Just one question, I saw a lot of logs being copy-pasted, aren't you concerned about any security sensitive data leaking out?
We're worried about sensitive data, see my other answer https://news.ycombinator.com/item?id=8003800
So now two specific questions: 1. So why did you have a big read spike? And 2. are you going to share the TODOs as well? :)
BTW We're using gitlab internally (at EverythingMe) and are very happy about it, especially the flow of fixes and features implemented.
2. Yes, most of the things after the hashrockets (=>) currently in the doc are TODO's
BTW Awesome to hear that you are happy users of GitLab.
Where's the source code? Their GitHub page is rather sparse, and the only hint I've found is this tweet:
The source code of which is here:
Hackpad is apparently a fork of that:
9. gitlab-ctl start starts the GitLab with the staging data in /var/opt/gitlab on the root filesystem that doesn’t have any production data. At this point logs report that the production db doesn’t exist which is correct because we are not on the production file system. No production data has been touched at this point. The Gitlab web UI is not responding (502 error from nginx)"
This is what strikes me as needing addressing. There shouldn't be staging data that is normally hidden by mounting the production filesystem. If the production database isn't there, Postgres should fail to start. The Postgres team is pretty adamant that otherwise bad things can happen; see http://email@example.com...
Personally, I honestly wouldn't trust to run a database on top of drbd and I'm unsure whether using a drbd volume as a database directory will even cause the other replica to have correct and usable data in case of an error.
Personally, I would use a real disk or maybe LVM as the store for the database in order to reduce points of failures and remove less tested components from the picture.
Then of course you need a database slave, but it looks like you had that anyways which, again, leads me to question why drbd was even involved.
If you used it for a database then everything committed to disk is immediately available on the partner, which you can spin up instantly with some scripts.
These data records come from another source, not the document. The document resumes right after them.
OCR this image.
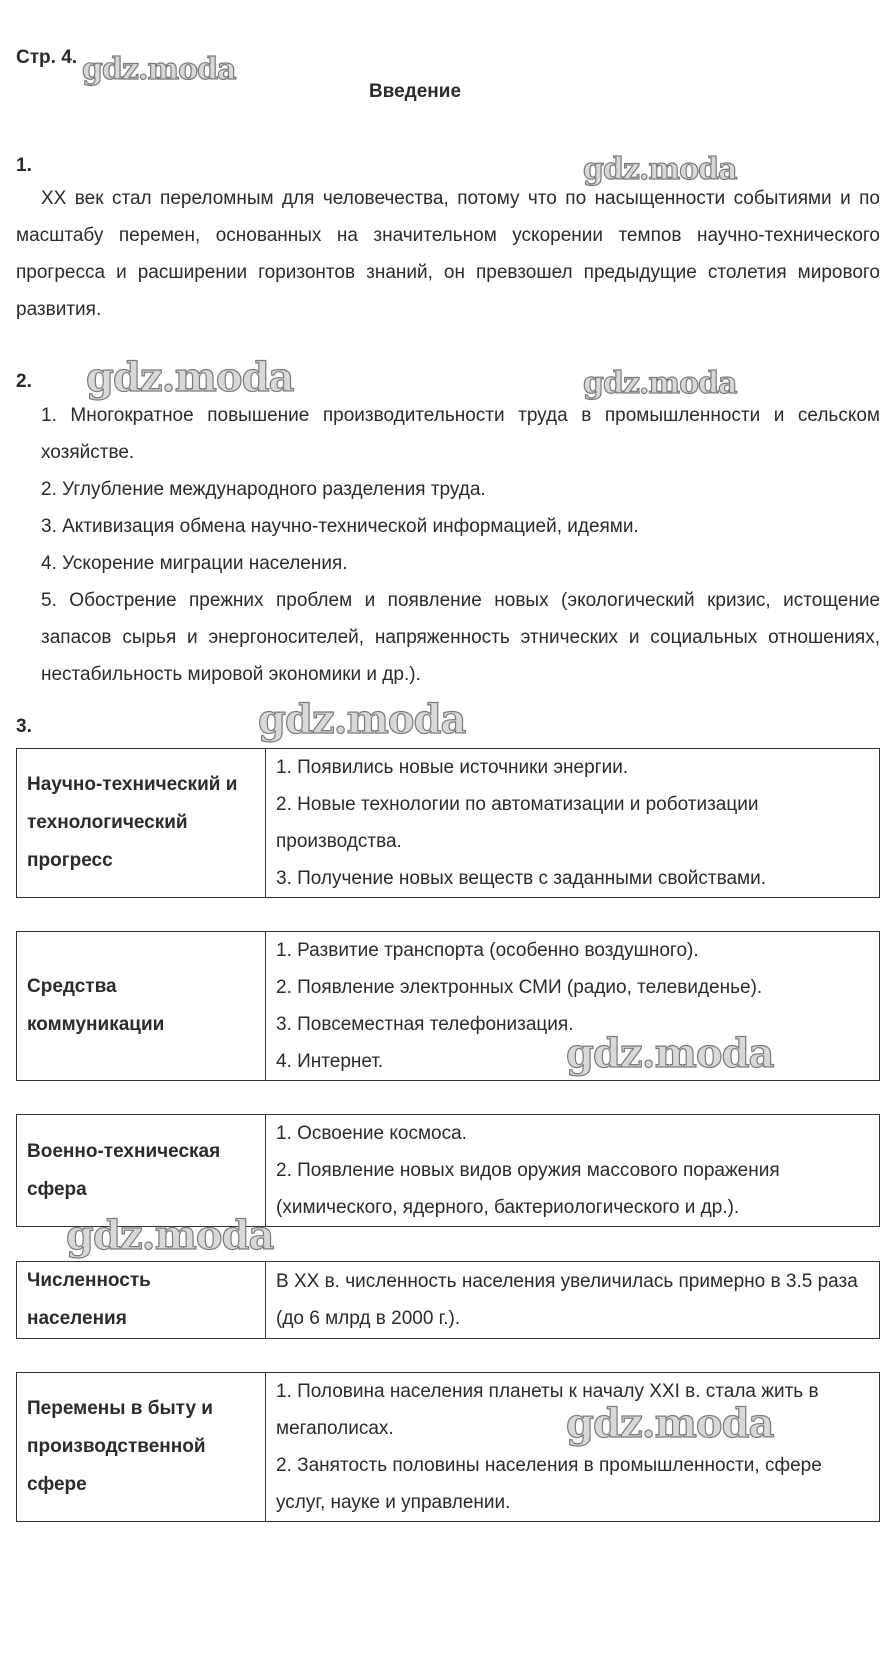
Стр. 4.
Введение
1.
XX век стал переломным для человечества, потому что по насыщенности событиями и по масштабу перемен, основанных на значительном ускорении темпов научно-технического прогресса и расширении горизонтов знаний, он превзошел предыдущие столетия мирового развития.
2.
1. Многократное повышение производительности труда в промышленности и сельском хозяйстве.
2. Углубление международного разделения труда.
3. Активизация обмена научно-технической информацией, идеями.
4. Ускорение миграции населения.
5. Обострение прежних проблем и появление новых (экологический кризис, истощение запасов сырья и энергоносителей, напряженность этнических и социальных отношениях, нестабильность мировой экономики и др.).
3.
Научно-технический и технологический прогресс	
1. Появились новые источники энергии.
2. Новые технологии по автоматизации и роботизации производства.
3. Получение новых веществ с заданными свойствами.
Средства коммуникации	
1. Развитие транспорта (особенно воздушного).
2. Появление электронных СМИ (радио, телевиденье).
3. Повсеместная телефонизация.
4. Интернет.
Военно-техническая сфера	
1. Освоение космоса.
2. Появление новых видов оружия массового поражения (химического, ядерного, бактериологического и др.).
Численность населения	
В XX в. численность населения увеличилась примерно в 3.5 раза (до 6 млрд в 2000 г.).
Перемены в быту и производственной сфере	
1. Половина населения планеты к началу XXI в. стала жить в мегаполисах.
2. Занятость половины населения в промышленности, сфере услуг, науке и управлении.
gdz.moda
gdz.moda
gdz.moda	gdz.moda
gdz.moda
gdz.moda
gdz.moda
gdz.moda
And look, your transaction log is exactly where you left it! With a database and built-in replication you could go either way, but there are some applications with persistency that you need to make highly available, and that's another area DRBD would shine.
The major advantage is that no other specialized components (NAS/SAN/etc) is needed and you'll still have decent shared storage between the nodes.
Three nodes in such a cluster is highly recommended resolve/avoid any insane-in-the-split-brain scenarios, drdb-storage needs to be protected from split and can not help you to resolve it in the same way as a traditional NAS/SAN-lun.
We had to do some tuning to get the performance we needed, but this was a few years ago and the situation has probably improved since. Databases usually likes vm-dirty-* to be very low or 0.